5. Customizations ✏️
- Change Posting Interval: In the Schedule Trigger node, modify the hours interval to your preferred frequency, e.g., every 3 hours instead of 6.
- Filter by GitHub Topics or Users: Enhance the Extract Meta Python code to scrape GitHub URLs based on specific repository topics or user handles.
- Improve AI Prompt Tone: Edit the Generate Content node’s system message to adjust the style—more formal, casual, or technical—to match your brand voice.
- Additional Social Channels: Add nodes for other platforms like Mastodon or Facebook and adjust content accordingly.
- Notification Channel: Switch the Telegram node to Slack or email to notify different team members.
6. Troubleshooting 🔧
Problem: “Error: No posts found with GitHub links.”
Cause: Hacker News HTML structure changed or no new GitHub links.
Solution: Inspect the Extract Meta Python node selectors, update class names or tags based on new HTML structure, or run a manual test on recent pages.
Problem: “AI output missing Twitter or LinkedIn post content.”
Cause: OpenAI API rate limits or prompt formatting errors.
Solution: Check API usage, refine AI prompt in Generate Content node, and ensure JSON output format is correct.
Problem: “Duplicates appearing in Airtable base.”
Cause: Incorrect filtering logic or missing Airtable search configuration.
Solution: Review Search Item node’s filterByFormula and Filter Unposted Items code for proper duplicate detection.
7. Pre-Production Checklist ✅
- Confirm all API credentials for Airtable, OpenAI, Twitter, LinkedIn, and Telegram are valid and connected.
- Test crawler by running the Crawl HN Home node manually; verify GitHub posts output.
- Check AI prompt responses with sample Markdown input.
- Run full test cycle to ensure posts are created, notified, and published correctly.
- Backup Airtable base before deploying to production.
8. Deployment Guide
Activate the n8n workflow by turning it ON in your dashboard. The scheduled trigger will kick off the process automatically every 6 hours. Monitor executions via the n8n execution log for errors. The Telegram notification node keeps you updated in real-time before final posts go live. For scaling, ensure API rate limits are managed and consider upgrading OpenAI plans as needed.
9. FAQs
Q: Can I use GitLab or Bitbucket links instead of GitHub?
A: Yes, by modifying the Extract Meta node’s Python code to recognize those URLs, you can adapt this workflow to other platforms.
Q: Does this workflow consume a lot of OpenAI credits?
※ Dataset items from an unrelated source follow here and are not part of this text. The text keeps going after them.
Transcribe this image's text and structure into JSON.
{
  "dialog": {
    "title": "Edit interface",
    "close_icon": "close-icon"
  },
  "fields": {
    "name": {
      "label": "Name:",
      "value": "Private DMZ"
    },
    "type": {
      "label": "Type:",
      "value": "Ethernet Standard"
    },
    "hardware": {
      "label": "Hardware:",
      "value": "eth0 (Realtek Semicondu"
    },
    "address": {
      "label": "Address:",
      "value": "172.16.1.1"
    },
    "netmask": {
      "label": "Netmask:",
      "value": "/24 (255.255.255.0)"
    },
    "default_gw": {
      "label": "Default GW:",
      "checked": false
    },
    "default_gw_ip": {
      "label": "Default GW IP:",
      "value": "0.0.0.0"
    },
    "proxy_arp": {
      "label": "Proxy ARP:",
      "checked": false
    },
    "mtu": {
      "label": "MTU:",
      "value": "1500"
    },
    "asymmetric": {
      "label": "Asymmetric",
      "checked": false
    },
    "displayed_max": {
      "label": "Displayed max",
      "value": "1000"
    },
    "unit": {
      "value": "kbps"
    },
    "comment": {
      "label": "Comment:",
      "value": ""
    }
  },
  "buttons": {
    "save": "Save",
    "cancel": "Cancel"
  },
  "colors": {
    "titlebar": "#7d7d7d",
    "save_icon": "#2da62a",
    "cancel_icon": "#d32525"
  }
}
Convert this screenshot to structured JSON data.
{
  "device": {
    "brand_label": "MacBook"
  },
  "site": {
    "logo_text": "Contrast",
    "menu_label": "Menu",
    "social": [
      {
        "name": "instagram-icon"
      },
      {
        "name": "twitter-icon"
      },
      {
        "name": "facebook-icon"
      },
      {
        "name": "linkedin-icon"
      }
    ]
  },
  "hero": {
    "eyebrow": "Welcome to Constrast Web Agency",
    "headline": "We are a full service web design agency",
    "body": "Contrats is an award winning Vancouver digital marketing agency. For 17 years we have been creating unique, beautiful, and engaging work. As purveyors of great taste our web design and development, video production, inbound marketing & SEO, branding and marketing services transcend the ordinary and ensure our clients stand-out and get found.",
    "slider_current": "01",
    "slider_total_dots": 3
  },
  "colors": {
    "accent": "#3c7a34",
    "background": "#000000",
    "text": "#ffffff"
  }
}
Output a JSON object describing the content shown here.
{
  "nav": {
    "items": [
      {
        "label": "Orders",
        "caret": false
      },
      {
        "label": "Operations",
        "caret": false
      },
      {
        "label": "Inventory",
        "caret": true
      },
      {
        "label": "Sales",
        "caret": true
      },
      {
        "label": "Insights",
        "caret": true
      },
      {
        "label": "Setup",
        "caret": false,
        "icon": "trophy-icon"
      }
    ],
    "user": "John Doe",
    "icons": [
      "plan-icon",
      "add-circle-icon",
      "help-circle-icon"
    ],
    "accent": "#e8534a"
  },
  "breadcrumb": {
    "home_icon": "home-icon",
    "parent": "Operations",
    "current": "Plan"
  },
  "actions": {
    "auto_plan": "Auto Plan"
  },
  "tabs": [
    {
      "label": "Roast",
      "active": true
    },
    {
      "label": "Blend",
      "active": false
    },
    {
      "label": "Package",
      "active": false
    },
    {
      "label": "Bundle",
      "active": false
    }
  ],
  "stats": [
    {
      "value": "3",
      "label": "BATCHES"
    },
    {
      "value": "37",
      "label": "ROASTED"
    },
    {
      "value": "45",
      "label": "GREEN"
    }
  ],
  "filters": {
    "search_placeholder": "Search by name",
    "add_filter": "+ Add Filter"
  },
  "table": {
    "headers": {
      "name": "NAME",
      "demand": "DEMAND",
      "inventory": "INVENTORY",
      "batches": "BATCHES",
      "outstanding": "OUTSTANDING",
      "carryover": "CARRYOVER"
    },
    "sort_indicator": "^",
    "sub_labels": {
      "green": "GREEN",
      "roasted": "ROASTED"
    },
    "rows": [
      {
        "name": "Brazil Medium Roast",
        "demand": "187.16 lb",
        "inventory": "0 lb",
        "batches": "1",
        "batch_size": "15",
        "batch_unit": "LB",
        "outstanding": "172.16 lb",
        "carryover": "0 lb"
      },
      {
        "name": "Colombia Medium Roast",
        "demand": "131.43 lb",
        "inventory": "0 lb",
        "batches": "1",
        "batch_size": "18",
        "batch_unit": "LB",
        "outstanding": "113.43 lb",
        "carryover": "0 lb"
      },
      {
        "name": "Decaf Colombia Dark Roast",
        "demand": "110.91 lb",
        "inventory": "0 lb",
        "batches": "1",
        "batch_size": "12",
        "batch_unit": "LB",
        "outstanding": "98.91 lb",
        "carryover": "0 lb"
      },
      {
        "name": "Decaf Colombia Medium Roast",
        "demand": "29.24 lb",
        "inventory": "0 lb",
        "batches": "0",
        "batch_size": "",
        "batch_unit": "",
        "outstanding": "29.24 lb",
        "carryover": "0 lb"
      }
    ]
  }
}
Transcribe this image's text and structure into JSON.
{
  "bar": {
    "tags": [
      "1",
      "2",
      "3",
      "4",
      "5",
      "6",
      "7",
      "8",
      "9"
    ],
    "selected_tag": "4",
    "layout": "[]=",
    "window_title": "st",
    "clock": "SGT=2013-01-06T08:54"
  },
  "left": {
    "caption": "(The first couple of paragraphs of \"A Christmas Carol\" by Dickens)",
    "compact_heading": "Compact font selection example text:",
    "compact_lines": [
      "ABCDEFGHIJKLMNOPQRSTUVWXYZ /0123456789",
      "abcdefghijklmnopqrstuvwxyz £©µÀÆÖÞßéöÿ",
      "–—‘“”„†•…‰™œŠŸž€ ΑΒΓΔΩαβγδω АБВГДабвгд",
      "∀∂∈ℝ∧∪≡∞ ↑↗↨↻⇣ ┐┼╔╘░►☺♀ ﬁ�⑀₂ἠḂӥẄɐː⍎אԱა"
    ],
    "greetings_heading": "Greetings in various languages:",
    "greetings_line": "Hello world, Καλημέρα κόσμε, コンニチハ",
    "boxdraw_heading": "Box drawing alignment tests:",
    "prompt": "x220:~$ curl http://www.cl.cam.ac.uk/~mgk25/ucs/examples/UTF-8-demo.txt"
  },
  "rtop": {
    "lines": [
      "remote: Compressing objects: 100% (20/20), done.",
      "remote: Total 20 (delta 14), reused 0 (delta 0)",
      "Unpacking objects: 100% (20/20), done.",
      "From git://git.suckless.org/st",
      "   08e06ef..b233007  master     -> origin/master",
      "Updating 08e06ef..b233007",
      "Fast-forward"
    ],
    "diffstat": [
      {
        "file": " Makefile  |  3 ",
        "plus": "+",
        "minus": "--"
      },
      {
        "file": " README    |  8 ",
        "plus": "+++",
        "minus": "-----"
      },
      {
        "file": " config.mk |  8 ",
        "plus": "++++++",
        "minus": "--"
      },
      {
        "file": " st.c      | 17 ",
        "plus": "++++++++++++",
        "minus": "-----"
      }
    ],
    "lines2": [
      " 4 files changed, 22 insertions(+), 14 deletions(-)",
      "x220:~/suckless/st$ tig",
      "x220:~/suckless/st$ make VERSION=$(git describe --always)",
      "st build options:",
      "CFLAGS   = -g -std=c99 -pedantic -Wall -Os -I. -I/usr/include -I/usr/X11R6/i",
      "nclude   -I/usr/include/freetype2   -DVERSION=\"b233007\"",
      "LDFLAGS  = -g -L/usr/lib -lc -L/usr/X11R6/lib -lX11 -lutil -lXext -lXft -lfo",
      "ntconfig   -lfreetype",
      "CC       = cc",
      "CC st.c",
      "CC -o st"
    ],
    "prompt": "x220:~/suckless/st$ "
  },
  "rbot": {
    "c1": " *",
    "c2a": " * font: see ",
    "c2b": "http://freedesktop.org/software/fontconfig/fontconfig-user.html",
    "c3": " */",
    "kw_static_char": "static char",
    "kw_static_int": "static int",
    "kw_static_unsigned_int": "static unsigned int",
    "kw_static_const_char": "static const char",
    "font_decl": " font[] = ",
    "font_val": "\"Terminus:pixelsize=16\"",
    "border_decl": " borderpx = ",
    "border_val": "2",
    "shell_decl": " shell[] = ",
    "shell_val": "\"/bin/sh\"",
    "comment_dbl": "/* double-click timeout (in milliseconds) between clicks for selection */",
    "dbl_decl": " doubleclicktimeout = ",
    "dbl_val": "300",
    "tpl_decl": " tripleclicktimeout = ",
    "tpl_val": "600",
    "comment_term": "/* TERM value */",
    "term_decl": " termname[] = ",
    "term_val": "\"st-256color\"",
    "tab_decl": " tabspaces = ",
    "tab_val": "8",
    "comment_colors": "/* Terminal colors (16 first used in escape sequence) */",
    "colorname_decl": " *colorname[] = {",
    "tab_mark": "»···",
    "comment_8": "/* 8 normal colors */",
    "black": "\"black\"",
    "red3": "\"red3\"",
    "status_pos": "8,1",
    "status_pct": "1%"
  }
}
A: Since it processes a limited number of posts every 6 hours, the usage is moderate. You can control volume by adjusting schedule frequency.
Q: Is my data secure?
A: The workflow uses OAuth2 tokens and personal API keys. Ensure n8n runs in a secure environment for data protection.
10. Conclusion
By implementing this n8n automation, you transform how you curate and share trending GitHub projects from Hacker News to social media platforms. Alex now saves hours weekly on content discovery and publishing, gains consistency in posting, and boosts audience engagement with fresh, professionally styled posts.
Next automation ideas could include adding sentiment analysis on posts to prioritize content, integrating LinkedIn groups or Twitter threads, or auto-responding to comments via the Telegram bot.
Give this workflow a try and free up your social media team’s time for bigger creative strategies!